Now we come to microarrays...some microarrays only measure messenger RNA (mRNA), but there are other types of RNA too. With mRNA microarrays there is generally a direct mapping of the mRNA transcript to the protein, BUT the probes on the microarray only target a small fragment of the transcripts (with Affymetrix it is 25 nucleotides). Thus, transcripts in the same gene family (like those generated from the same gene (the DNA region) may have high sequence similarity in the region the probe targets, so one probe can actually "cross-hybridize" with multiple mRNA transcripts! The array manufactures generally try to target unique portions, but this is not always possible. I'm not familiar with Illumina arrays, but with Affymetrix any probe ID that has an "_a" is uniquely mapped to one single mRNA, and any probe ID with an "_x" cross hybridizes with multiple transcripts. Hence, when a probe cross-hybridizes the probe ID will map to multiple mRNA transcripts (possibly from different genes), which will then map to multiple proteins.

To simplify things a little I would suggest figuring out which probe IDs uniquely target mRNA transcripts and start with them. Then separate out the multi-mapped probe IDs and figure those out. In the past when I needed to map probe IDs to proteins or genes, I would just duplicate the expression value of the probe for however many proteins it was mapped to and use those values in any network analysis I did--this is NOT ideal, however. When mapping probe IDs to genes or proteins just think of it as a many-to-many problem instead of a one-to-one.
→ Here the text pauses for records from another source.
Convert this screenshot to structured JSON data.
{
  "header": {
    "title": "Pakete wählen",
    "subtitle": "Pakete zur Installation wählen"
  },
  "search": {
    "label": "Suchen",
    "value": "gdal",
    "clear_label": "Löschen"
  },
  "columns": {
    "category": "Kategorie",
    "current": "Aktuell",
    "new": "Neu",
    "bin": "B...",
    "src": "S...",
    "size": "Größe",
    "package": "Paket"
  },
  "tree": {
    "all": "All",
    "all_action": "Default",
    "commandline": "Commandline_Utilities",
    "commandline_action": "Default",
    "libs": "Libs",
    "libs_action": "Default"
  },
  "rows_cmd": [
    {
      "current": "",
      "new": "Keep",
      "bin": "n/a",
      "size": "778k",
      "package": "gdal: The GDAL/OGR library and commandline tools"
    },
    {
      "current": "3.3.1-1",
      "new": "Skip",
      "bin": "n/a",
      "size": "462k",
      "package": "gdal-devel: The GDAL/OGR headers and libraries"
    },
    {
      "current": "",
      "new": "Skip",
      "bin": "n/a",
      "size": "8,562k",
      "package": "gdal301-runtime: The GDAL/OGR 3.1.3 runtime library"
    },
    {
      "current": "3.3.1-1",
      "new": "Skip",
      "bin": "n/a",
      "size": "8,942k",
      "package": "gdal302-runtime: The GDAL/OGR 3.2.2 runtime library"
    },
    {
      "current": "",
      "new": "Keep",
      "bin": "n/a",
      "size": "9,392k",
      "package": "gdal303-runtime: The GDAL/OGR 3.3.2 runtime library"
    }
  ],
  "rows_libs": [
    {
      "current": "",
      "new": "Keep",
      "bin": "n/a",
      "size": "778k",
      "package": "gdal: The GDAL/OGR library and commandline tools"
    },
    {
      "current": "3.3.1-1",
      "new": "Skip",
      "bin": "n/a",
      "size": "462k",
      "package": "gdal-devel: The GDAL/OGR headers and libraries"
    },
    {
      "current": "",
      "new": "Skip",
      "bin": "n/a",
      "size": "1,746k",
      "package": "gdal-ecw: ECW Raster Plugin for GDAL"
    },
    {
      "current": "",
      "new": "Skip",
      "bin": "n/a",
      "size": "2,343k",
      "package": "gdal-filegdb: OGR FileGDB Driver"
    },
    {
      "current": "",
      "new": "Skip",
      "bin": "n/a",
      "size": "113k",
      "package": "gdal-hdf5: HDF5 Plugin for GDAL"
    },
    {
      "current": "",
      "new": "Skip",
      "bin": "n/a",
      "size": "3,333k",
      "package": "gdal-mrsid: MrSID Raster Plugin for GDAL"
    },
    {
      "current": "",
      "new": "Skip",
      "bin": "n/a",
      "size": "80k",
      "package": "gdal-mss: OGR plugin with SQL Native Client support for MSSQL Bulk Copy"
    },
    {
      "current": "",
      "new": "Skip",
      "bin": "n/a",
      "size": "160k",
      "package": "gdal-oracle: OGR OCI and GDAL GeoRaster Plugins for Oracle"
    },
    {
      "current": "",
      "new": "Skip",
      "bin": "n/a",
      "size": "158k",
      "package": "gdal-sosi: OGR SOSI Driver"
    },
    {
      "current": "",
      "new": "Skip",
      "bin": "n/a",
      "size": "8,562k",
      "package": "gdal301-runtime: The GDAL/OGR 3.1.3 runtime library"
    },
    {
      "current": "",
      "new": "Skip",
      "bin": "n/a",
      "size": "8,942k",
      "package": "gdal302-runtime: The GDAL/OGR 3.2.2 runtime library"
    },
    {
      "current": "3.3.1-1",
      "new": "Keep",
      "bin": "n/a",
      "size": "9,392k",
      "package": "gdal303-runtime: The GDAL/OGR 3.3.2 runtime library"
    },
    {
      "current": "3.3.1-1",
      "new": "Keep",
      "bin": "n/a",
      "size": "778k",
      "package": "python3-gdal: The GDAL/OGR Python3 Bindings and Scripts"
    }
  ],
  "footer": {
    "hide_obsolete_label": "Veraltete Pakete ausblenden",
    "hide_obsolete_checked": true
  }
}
Why are there multiple databases to describe the same gene?

Because there are different genomes and different ways of annotating them i.e. there are different definitions of what a gene is.

Which database is used where?

Not sure what you mean here. Typically one would use a database that has data relevant to the problem at hand.

Is there an overarching database that is regularly maintained?

There are several good resources out there. It depends on the data type. For genomics-type of information, I would recommend Ensembl.

Is there some form of naming convention (similar to what we tend to use in programming) for genes?

Yes for most model organisms. For human genes, there's the HGNC.

(in R if possible) how to simply translate a microarray Illumina Probe ID e.g 130070 to an annotation

Getting from probes to genes or proteins involves mapping the sequences of the probes to some reference genome or transcriptome and using the corresponding annotations to infer the targeted genes/proteins.